Volkswagen will im Herbst die ersten Elektro-Crafter – etwa so groß wie Mercedes-Sprinter - zur Erprobung an Kunden übergeben. Daimler will bis 2020 dem Paketdienst Hermes 1500 Elektrotransporter der Reihen Vito und Sprinter liefern. Anfang 2018 soll es mit Pilot-Einsätzen in Stuttgart und Hamburg losgehen. Daimler hatte schon 2012 einen Transporter mit E-Antrieb auf den Markt gebracht, das Angebot aber mangels Nachfrage eingestellt.
Was die Post mit ihrer Strategie 2020 erreichen will
Auch der Kohlenstoffdioxid-Ausstoß soll verringert werden: Bis 2020 will die Post ihre Energie-Effizenz um 30 Prozent verbessern. Vor kurzem kaufte der Dax-Konzern zum Beispiel den deutschen Elektroauto-Entwickler Streetscooter auf.

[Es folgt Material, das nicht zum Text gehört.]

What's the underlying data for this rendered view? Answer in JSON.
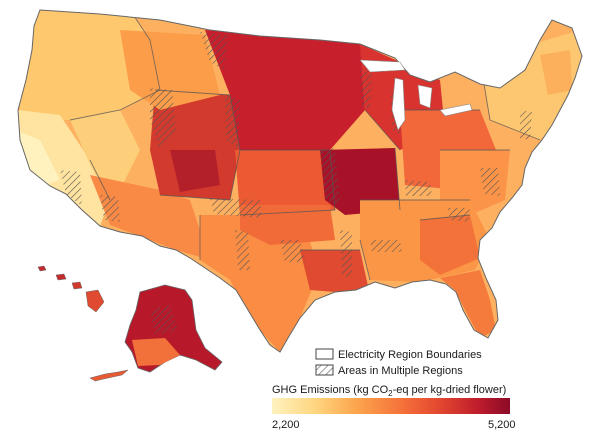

Die Aktie Gelb soll weiter steigen: Post-Chef Frank Appel möchte zur ersten Wahl für Anleger werden. Zwischen 40 und 60 Prozent des Nettogewinns sollen die Aktionäre jährlich als Dividende ausgeschüttet bekommen.
Auch die Kundenzufriedenheit soll steigen - auf über 80 Prozent. Nach Recherchen der WirtschaftsWoche beschwerten sich allerdings vor allem deutsche Großkunden zuletzt über die Briefzustellung.
Der Gewinn ist die wichtigste Ziellinie in der Strategie 2020: Bis zum Ablauf der Frist will Appel fünf Milliarden Euro Plus machen. Dazu müsste er pro Jahr den Gewinn um acht Prozent steigern. Die Brief- und Paketsparte, die ihren Umsatz vor allem in Deutschland macht, soll drei Prozent Gewinnsteigerung pro Jahr dazu beisteuern - das Expressgeschäft, die Logistik- und Speditionssparten müssen zehn Prozent mehr im Jahr verdienen.
Kein anderer Dax-Konzern hat so konkrete und zugleich so ehrgeizige Ziele.
In Deutschland hat der durch den Onlinehandel ausgelöste Paketboom die Deutsche Post weit nach vorne getrieben. Jetzt will der Bonner Konzern diesen Effekt auch in den Schwellenländern mitnehmen: Bis 2020 soll sich der Marktanteil in diesen Regionen von 22 auf 30 Prozent erhöhen. Der Fokus liegt dabei auf Brasilien, Indien, China, Russland und Mexiko.
Auch bei den Mitarbeitern möchte die Post die erste Wahl sein. Ziel des Vorstand ist es, in den Mitarbeiterbefragung eine Zustimmungsquote von über 80 Prozent zu erlangen. Zuletzt lag die Quote bei ungefähr 70 Prozent.
Die Post will ihren Kunden über ihre Tochter Post Service ähnliche Dienstleistungen und Garantien anbieten wie Volkswagen oder Mercedes. „Es wird eine Werkstattgarantie wie bei klassischen Autoherstellern geben“, so Gerdes. „Wir haben bereits einige Hundert Werkstätten in Deutschland zertifiziert, die den Streetscooter warten können – bisher für uns, künftig auch für Fremdkunden.“
Offenbar ist die Nachfrage so hoch, dass Post und Streetscooter bereits über ein drittes Werk nachdenken. Das werde aber näher bei möglichen Fremdkunden liegen, sagte Gerdes der „Rheinischen Post“. Außerdem prüfe man auch den Sprung nach Übersee, beispielsweise Indien, Thailand oder die USA. „Auf Dauer ist ein Verkauf von 100.000 Stück pro Jahr mit dann zehn Werken weltweit denkbar“, erklärte Gerdes. Ein Börsengang sei zwar „nicht geplant, aber auch nicht ausgeschlossen“, fügte er hinzu.